Nos últimos anos, o Brasil tem presenciado a popularização das maquininhas de cartão, também conhecidas como máquinas de mPOS. Elas vêm democratizando o recebimento de pagamentos com cartão de crédito, pois em geral não cobram aluguel e se comunicam com as redes de adquirência através do smartphone do usuário. PagSeguro, iZettle, SumUp e MercadPago são algumas das empresas que atuam nesse mercado no Brasil. Suas máquinas tornaram possível que muitos profissionais liberais e pequenos comerciantes passassem a receber pagamentos com cartão de crédito e de débito, incluindo aqueles desbancarizados, graças à associação do serviço a contas virtuais, acessadas por cartões pré-pagos. Porém, para uma parte do público, o preço dessas maquininhas ou o processo de cadastramento e recebimento do produto ainda podem ser obstáculos para a adoção. Pensando nisso, uma startup mineira criou o Pagatela (Android, iOS), um app que dispensa as maquininhas, pois transforma o smartphone em si na própria máquina de mPOS.

“Percebemos que ter uma maquininha é um transtorno em alguns casos. Para muita gente seria melhor ter tudo no celular, por ser um hardware mais familiar: você sabe quanto tempo a bateria vai durar, se pega Wi-Fi, se pega o 3G etc”,  argumenta Thiago Haddad, fundador da Pagatela.

Para começar a receber pagamentos com cartão no Pagatela, basta instalar o app e preencher um cadastro, que é feito em partes. Para conseguir abrir o app pela primeira vez, o comerciante precisa informar nome, CPF e email. Com esses dados, a empresa faz uma primeira verificação de segurança, checando com bases externas se aqueles dados conferem – ou seja, se o CPF é daquele pessoa mesmo, por exemplo. Após isso, já com o app aberto, o usuário pode passar pela segunda fase do cadastro, que consiste em informar seu telefone, endereço e ramo de atividade. Novamente, a empresa realiza algumas verificações e, se tudo estiver correto, a pessoa já pode começar a receber pagamentos por cartão pelo app.

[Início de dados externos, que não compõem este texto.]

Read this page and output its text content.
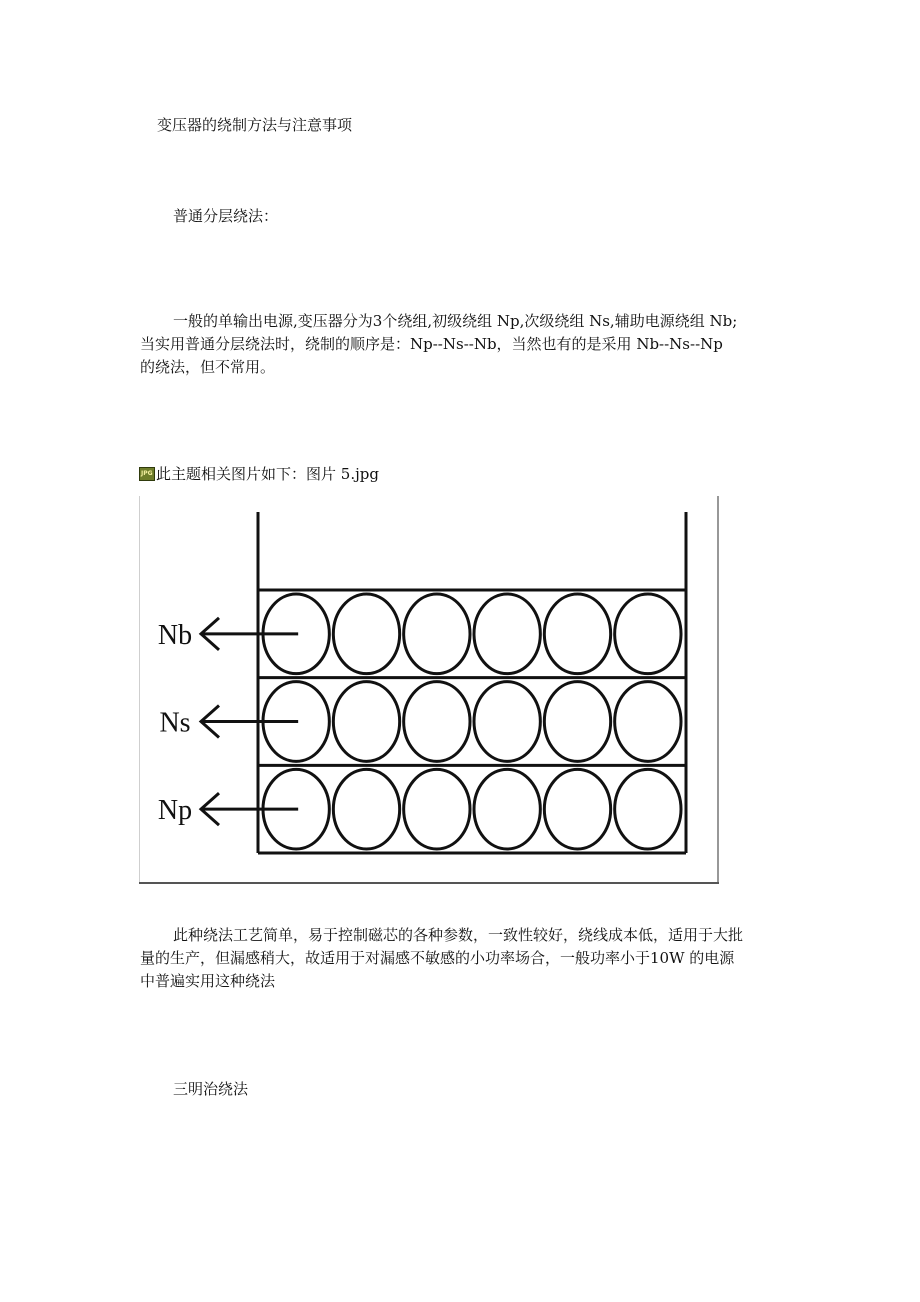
变压器的绕制方法与注意事项
普通分层绕法：

一般的单输出电源,变压器分为3个绕组,初级绕组 Np,次级绕组 Ns,辅助电源绕组 Nb;

当实用普通分层绕法时，绕制的顺序是：Np--Ns--Nb，当然也有的是采用 Nb--Ns--Np

的绕法，但不常用。

JPG此主题相关图片如下：图片 5.jpg
Nb
Ns
Np

此种绕法工艺简单，易于控制磁芯的各种参数，一致性较好，绕线成本低，适用于大批

量的生产，但漏感稍大，故适用于对漏感不敏感的小功率场合，一般功率小于10W 的电源

中普遍实用这种绕法

三明治绕法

A empresa lançou uma versão beta no fim do ano e passou alguns meses testando e verificando os riscos de fraude para desenhar todo o seu processo atual de cadastramento e de segurança. “Dividimos o cadastro de acordo com diferentes níveis de segurança. Nós temos que fazer um esforço grande de inteligência por trás para realizar uma transação direto do celular de forma segura. A proposta é facilitar para o usuário comum e dificultar para o fraudador”, descreve Haddad. Todos as compras são analisadas, verificando localização e outras informações. É feita uma análise de comportamento de uso, que é comparado com padrões típicos de fraudes. Se há alguma suspeita, a empresa demanda comprovantes.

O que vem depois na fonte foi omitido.